De repente, estaba apoyado en Guido, diciendo algo a alguien, disculpándose, tenía que marcharse, tenía que salir de allí, volver a su habitación, o quizá subir a la montaña. Sí, eso era, subir a la montaña, de inmediato. Ésa era la única cosa que había sido incapaz de reconocer ante sí mismo, y le resultaba demasiado doloroso.

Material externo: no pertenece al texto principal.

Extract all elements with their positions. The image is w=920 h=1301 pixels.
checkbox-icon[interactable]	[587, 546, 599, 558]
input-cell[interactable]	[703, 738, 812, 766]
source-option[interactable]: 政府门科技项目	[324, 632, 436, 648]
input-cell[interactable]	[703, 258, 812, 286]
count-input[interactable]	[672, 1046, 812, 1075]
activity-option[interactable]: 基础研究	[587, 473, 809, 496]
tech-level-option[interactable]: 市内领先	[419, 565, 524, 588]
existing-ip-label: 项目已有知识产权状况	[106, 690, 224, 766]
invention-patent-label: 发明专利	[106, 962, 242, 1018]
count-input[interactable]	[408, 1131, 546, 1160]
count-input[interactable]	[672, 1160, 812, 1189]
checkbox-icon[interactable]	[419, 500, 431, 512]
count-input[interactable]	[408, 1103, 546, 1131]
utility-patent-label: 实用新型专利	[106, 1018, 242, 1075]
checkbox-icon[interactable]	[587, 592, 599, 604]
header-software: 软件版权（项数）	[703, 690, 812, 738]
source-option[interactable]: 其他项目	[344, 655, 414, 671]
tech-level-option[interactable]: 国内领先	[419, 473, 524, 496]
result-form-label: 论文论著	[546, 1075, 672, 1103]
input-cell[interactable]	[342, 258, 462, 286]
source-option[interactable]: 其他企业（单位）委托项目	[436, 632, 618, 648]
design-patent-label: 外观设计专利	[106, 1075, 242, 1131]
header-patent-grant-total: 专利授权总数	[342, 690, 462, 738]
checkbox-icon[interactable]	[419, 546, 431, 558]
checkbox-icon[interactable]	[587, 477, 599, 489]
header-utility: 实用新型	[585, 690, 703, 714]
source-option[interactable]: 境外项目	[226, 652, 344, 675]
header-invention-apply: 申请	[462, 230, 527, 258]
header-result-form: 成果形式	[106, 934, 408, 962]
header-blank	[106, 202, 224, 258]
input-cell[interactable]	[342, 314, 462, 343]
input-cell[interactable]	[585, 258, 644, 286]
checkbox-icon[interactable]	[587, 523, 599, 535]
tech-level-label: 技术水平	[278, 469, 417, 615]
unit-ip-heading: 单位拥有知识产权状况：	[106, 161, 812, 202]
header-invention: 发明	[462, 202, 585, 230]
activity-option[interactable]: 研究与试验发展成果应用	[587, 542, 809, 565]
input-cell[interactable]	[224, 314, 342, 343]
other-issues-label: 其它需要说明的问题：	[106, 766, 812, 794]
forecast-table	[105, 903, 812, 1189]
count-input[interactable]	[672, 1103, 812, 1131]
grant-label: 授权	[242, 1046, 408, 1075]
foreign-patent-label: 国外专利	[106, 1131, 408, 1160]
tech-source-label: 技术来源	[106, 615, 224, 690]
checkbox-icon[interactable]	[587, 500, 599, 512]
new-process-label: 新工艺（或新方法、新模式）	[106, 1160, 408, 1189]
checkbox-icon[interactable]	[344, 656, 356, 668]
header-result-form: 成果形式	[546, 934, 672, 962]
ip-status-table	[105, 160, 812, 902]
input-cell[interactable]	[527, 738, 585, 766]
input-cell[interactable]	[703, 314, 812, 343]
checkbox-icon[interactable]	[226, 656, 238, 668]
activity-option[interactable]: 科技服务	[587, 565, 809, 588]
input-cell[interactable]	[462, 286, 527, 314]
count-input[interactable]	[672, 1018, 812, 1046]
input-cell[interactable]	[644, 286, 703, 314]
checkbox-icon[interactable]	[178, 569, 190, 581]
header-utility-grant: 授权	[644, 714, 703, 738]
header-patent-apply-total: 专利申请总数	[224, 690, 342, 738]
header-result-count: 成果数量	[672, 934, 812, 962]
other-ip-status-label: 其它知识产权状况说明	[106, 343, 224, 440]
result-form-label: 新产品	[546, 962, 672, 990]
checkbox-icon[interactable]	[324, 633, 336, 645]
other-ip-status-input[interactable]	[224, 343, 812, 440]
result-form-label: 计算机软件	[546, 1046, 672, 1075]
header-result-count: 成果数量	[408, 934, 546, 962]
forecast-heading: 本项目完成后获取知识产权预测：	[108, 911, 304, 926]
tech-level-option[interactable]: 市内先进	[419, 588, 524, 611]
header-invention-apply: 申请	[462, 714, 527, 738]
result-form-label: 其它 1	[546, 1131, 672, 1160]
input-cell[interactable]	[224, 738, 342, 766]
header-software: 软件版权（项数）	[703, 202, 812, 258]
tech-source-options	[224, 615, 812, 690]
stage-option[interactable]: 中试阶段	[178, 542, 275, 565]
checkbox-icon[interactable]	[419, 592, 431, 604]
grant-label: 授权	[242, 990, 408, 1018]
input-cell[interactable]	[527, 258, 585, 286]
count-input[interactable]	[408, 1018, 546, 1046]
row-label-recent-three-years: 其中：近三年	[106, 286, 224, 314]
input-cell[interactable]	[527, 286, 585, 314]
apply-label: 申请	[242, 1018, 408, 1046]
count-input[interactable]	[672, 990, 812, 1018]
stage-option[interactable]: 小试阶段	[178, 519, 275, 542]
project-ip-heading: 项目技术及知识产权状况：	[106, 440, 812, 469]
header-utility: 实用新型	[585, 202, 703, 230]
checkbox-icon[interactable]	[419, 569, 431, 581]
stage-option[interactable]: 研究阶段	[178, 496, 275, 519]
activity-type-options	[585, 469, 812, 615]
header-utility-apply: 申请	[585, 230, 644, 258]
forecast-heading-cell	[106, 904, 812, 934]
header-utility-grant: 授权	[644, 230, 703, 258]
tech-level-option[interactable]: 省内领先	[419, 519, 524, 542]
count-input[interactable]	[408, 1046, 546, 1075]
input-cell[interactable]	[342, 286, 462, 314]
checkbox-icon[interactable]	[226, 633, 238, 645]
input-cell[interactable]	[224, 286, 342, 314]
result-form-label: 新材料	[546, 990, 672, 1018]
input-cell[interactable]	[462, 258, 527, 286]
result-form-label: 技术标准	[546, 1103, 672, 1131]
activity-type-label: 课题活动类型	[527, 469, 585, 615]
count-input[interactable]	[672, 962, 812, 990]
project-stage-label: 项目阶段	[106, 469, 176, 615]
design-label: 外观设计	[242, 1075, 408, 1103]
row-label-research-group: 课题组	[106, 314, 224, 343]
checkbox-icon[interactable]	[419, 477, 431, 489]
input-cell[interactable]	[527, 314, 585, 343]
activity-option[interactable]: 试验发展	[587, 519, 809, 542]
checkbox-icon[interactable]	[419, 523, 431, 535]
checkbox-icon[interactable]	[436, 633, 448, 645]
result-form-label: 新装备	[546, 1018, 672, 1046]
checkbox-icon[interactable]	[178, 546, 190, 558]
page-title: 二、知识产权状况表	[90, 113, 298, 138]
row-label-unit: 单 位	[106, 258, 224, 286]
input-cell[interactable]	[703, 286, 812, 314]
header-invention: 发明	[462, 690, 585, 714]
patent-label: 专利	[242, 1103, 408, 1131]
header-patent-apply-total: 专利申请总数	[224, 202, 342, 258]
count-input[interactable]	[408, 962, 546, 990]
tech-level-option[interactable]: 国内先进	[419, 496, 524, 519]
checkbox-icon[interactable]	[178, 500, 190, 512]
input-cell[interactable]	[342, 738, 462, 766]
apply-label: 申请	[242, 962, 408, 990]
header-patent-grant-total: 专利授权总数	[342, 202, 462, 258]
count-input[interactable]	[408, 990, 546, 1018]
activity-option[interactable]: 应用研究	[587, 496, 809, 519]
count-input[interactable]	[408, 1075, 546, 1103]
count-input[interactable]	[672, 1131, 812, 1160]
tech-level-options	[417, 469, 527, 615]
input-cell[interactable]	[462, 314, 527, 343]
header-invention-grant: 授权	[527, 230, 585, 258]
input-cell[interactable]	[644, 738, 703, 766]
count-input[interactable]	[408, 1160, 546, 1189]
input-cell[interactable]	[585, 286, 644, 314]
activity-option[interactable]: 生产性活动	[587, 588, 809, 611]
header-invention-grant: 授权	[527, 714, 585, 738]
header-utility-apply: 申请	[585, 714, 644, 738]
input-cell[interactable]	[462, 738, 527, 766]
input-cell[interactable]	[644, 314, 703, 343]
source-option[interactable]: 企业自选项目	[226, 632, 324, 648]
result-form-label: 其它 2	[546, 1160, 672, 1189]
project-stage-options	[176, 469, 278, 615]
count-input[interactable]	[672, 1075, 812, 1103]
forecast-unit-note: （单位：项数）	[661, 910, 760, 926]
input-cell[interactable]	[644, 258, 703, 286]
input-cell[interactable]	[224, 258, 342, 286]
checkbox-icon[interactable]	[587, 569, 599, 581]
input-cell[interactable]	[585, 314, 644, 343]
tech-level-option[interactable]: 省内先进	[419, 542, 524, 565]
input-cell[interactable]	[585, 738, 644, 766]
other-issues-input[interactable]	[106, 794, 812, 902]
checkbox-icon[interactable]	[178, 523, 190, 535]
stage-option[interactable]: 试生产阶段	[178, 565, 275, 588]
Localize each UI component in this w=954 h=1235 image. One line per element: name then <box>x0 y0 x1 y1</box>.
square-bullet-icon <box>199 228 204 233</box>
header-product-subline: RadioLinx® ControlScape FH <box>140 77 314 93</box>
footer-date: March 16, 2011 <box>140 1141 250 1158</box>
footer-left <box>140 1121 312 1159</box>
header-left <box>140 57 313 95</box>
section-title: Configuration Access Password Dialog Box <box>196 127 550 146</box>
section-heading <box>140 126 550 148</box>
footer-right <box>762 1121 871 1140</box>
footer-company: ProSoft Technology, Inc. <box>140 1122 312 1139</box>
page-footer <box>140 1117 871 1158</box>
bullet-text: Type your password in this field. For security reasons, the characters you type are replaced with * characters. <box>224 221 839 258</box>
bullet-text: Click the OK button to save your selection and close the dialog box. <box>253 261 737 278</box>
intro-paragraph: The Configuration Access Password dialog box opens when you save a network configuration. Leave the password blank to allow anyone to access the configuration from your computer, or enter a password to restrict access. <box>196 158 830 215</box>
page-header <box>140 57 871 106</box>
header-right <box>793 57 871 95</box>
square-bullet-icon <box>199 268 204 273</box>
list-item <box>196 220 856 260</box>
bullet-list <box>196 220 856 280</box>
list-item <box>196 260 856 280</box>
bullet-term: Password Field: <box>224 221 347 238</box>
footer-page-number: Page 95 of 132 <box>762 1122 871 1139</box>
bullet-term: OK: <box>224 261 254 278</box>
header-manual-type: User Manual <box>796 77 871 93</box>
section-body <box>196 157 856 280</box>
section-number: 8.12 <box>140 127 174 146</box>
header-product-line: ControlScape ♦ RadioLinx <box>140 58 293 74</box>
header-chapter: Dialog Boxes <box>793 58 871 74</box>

—Estás cansado —dijo Guido.

No, no, no, sacudió la cabeza. Era imposible decírselo a nadie, pero la sola idea de que nunca más podría yacer con una mujer le resultaba insoportable. Si no dejaba de pensar en ello empezaría a gritar. ¿Dónde estaba ella? Siempre había creído que Alessandro no podía hacerlo. Siempre había visto a su madre como una niña, y Beppo, inconcebible. Y Caffarelli, ¿qué había hecho en realidad al quedarse solo con ellos?

Guido lo ayudaba a subir al carruaje.

—¡Quiero subir a la montaña! —reclamó de nuevo furioso—. Déjeme en paz, quiero ir, sé adónde voy.

El carruaje se estremecía. Vio las estrellas en el cielo, notó la brisa fresca en el rostro y vio las ramas de los árboles llenas de hojas inclinarse hacia el suelo como si quisieran acariciarlo. No debía pensar en la pequeña Bettina en la góndola, en aquel tierno nido de blanca y sedosa piel entre sus piernas, o se volvería loco. ¡Proscrito! Nunca volvería a poner los pies allí, hasta que… y cuando…

Iba apoyándose en Guido. Se encontraban ante la verja del conservatorio.

—Quiero morir.

Morir antes que confiarte mi pena, pensó. De nuevo aquella voz resonó en su interior diciéndole: «Compórtate como si fueras un hombre», y subió las escaleras hacia su cuarto aparentando una total indiferencia.

4

Enseguida quedó establecido casi como un acuerdo tácito que siempre que Tonio estuviera demasiado cansado para trabajar, Guido lo recompensaría de algún modo. Iban a la Opera o le daba unas cuantas arias para que disfrutase, aunque Guido no era fácil de engañar. Sabía perfectamente cuándo su alumno había llegado al límite de su resistencia, y una tarde en que Tonio se sentía abatido por el desaliento, lo sacó de la sala de prácticas y bajaron al teatro del conservatorio.

—Siéntate aquí y limítate a mirar y escuchar —le ordenó, dejándolo en la hilera de sillas traseras para que Tonio pudiera estirar sus doloridos miembros sin que lo viera nadie.